Regexes describe sets of strings: (a|b) describes {"a", "b"}

The sets can get really big: [a-z][a-z][a-z] describes {"aaa", "aab", ..., "baa", ..., "zzy", "zzz"}

The sets can get infinitely big: (a|b)* describes {"", "a", "b", "aa", "ab", "ba", "bb", "aaa", ...}

Types describe sets of values: bool describes {false, true}

The sets can get really big: uint32 describes {0, 1, 2, 3, ..., 2147483647}

The sets can get infinitely big: bool[] describes {[], [false], [true], [false, false], [false, true], ...}

Wow, that certainly looks similar! Let’s see if we explore the operations regexes can have and see if there’s an analogy for types:

Leaving holes inside a regex for more regexes:

// `{hole}` is a syntax I made up - it's like string interpolation,
// you can replace the hole with another regex
let regex_twice = /{hole}{hole}/
let a_or_b = /(a|b)/
let twice_a_or_b = regex_twice.with(hole = a_or_b)
twice_a_or_b == /(a|b)(a|b)/
twice_a_or_b == {"aa", "ab", "ba", "bb"}

Well then, that looks awfully similar to a tuple containing two bools:

type TypeTwice<T> = (T, T);
type TrueOrFalse = bool;
type TwiceTrueOrFalse = TypeTwice<TrueOrFalse>;
TwiceTrueOrFalse == (bool, bool);
TwiceTrueOrFalse == {(false, false), (false, true), (true, false), (true, true)}

Cool! So generics are regexes with holes. Let’s try another: can we get HKTs?

// takes a regex, and fills in the hole of *that* with "a|b",
// and then makes the whole thing repeated
let funky_thing = /{hole.with("a|b")*}/
let twice = /{hole}{hole}/
let result = funky_thing.with(twice)
result == ((a|b)(a|b))*

And the same thing, with HKTs:

type FunkyThing<M> = M<bool>[]
type Twice<T> = (T, T);
FunkyThing<Twice> == (bool, bool)[]

Awesome!! Seems like we can represent a bunch of cool typing concepts with regexes.

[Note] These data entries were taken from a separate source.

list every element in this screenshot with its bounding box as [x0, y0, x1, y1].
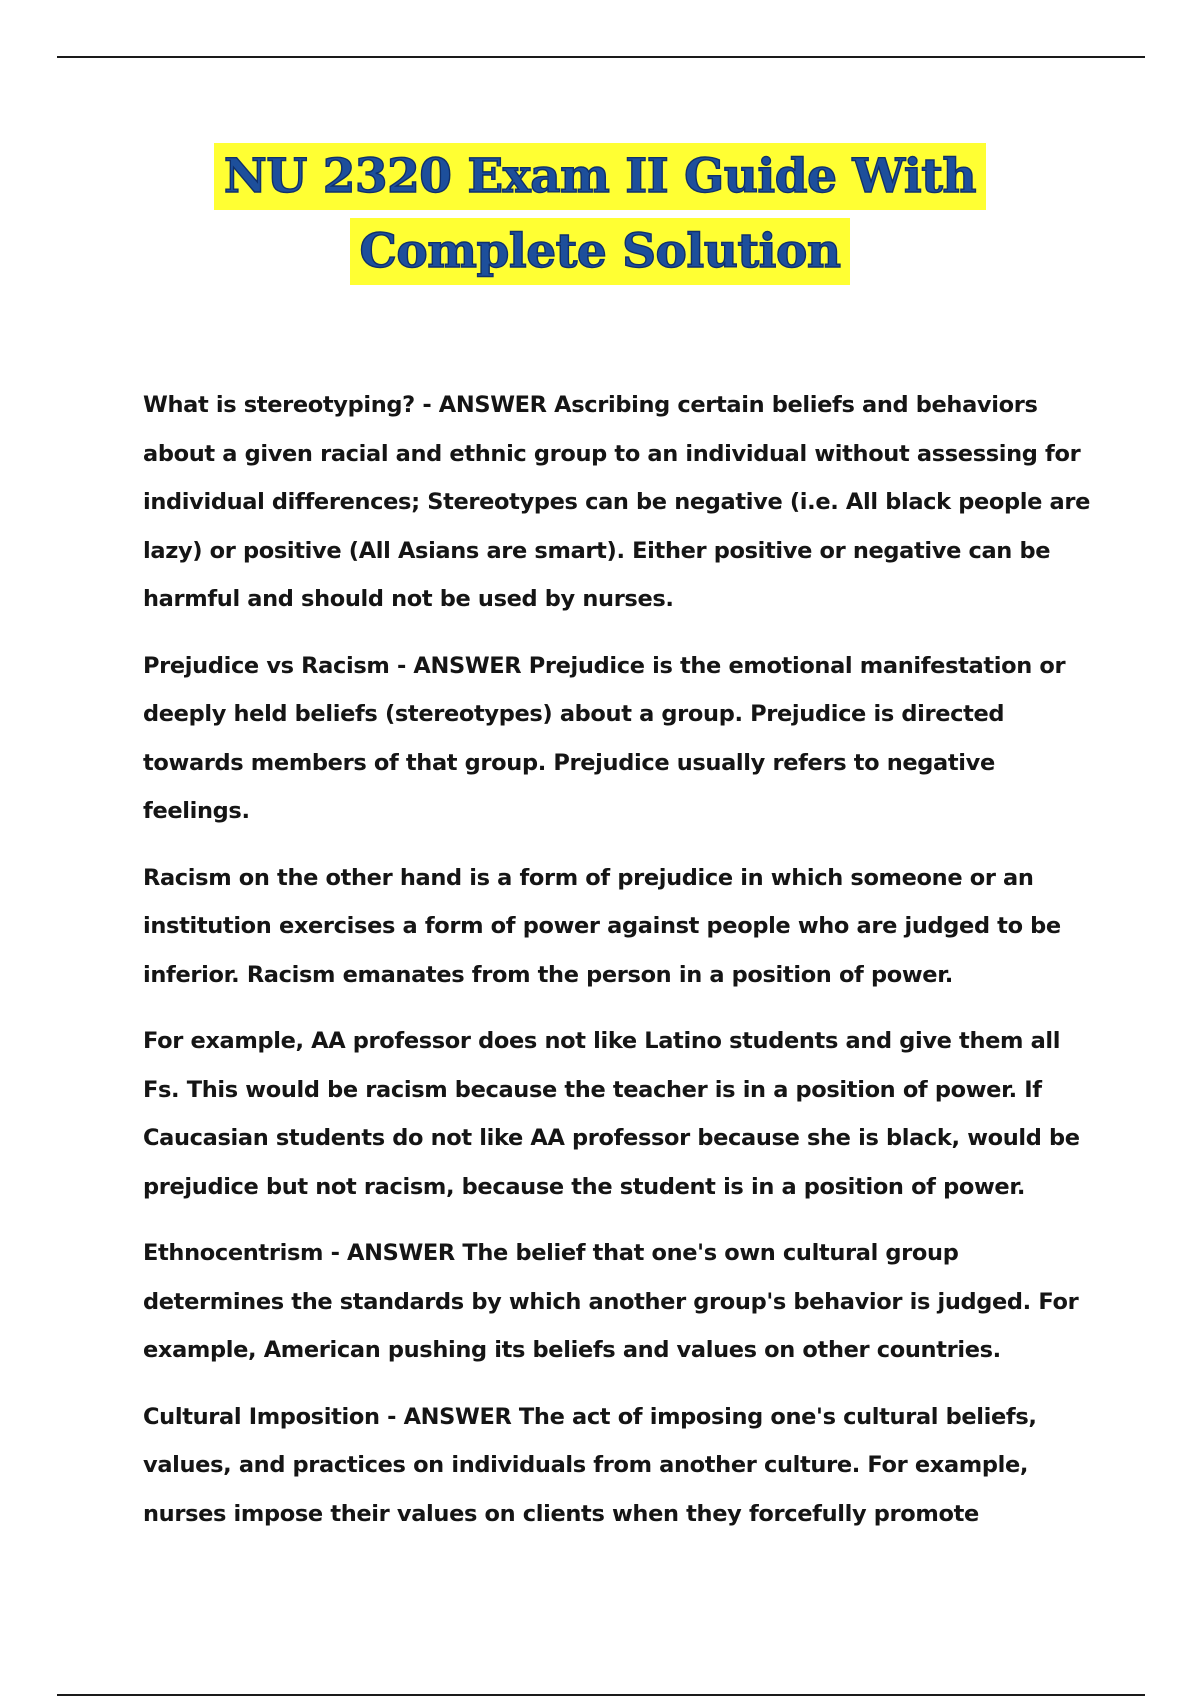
- paragraph-cultural-imposition: Cultural Imposition - ANSWER The act of imposing one's cultural beliefs, values, and practices on individuals from another culture. For example, nurses impose their values on clients when they forcefully promote: [143, 1403, 1037, 1527]
- title-line-1: NU 2320 Exam II Guide With: [214, 143, 986, 210]
- page-title: [0, 143, 1200, 285]
- paragraph-racism: Racism on the other hand is a form of prejudice in which someone or an institution exercises a form of power against people who are judged to be inferior. Racism emanates from the person in a position of power.: [143, 864, 1061, 988]
- paragraph-ethnocentrism: Ethnocentrism - ANSWER The belief that one's own cultural group determines the standards by which another group's behavior is judged. For example, American pushing its beliefs and values on other countries.: [143, 1240, 1079, 1363]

But wait, there’s more! What’s this “dependent typing” thing? It’s actually pretty simple with regexes!

Lets start with a regex:

let num_times = Int::Parse(Console::ReadLine());
// note that the syntax /(blah){4}/ in regex means
// "repeat blah four times - blahblahblahblah"
let that_many_chars = /[a-z]{num_times}/

Woah. Okay. I can’t even show the result of that computed: the regex depends on a value in the program. If the user types in “3”, that’s certainly not a regex - it’s an int! However, we dynamically compile the regex, and sure enough, the result (if the user types in “3”), is /[a-z]{3}/

Now, the related type:

let array_size = Int::Parse(Console::ReadLine());
type ThatManyInts = int[array_size];

Woah. Dynamically sized arrays, strongly-typed, at runtime. Only incredibly fancy languages, like Idris, and the advanced research language C (with gcc extensions), have this feature!

The opposite, going from types to values, is pretty simple:

let regex = /(a|bc)/;
let value = regex.ToString();


Okay, I promised describing Kinds too - the thing in Haskell called *. Super wacky, it’s like a type for types. Let’s use our regex analogy: replace type with regex. Now it’s “a regex for regexes”. Well, that’s pretty simple!

Let’s say we want to validate regexes coming in from a user, and make sure they only use regexes that can be translated to globs (we’re also bad coders and forgot to include anything other than lowercase letters): any character from a-z, . (same as ? in a glob), .* (same as * in a glob).

let incoming_regex = scary_source();
let validator = /([a-z]|\.|\.\*)/
assert validator.matches(incoming_regex)

But… wait a minute! “Validator” is a regex that performs on regexes - it’s a regex for regexes! It’s the same thing for Kinds: stuff like * -> * validates that the incoming type is a type that takes a type as an argument.


Thanks for reading, and I hope you learned something cool!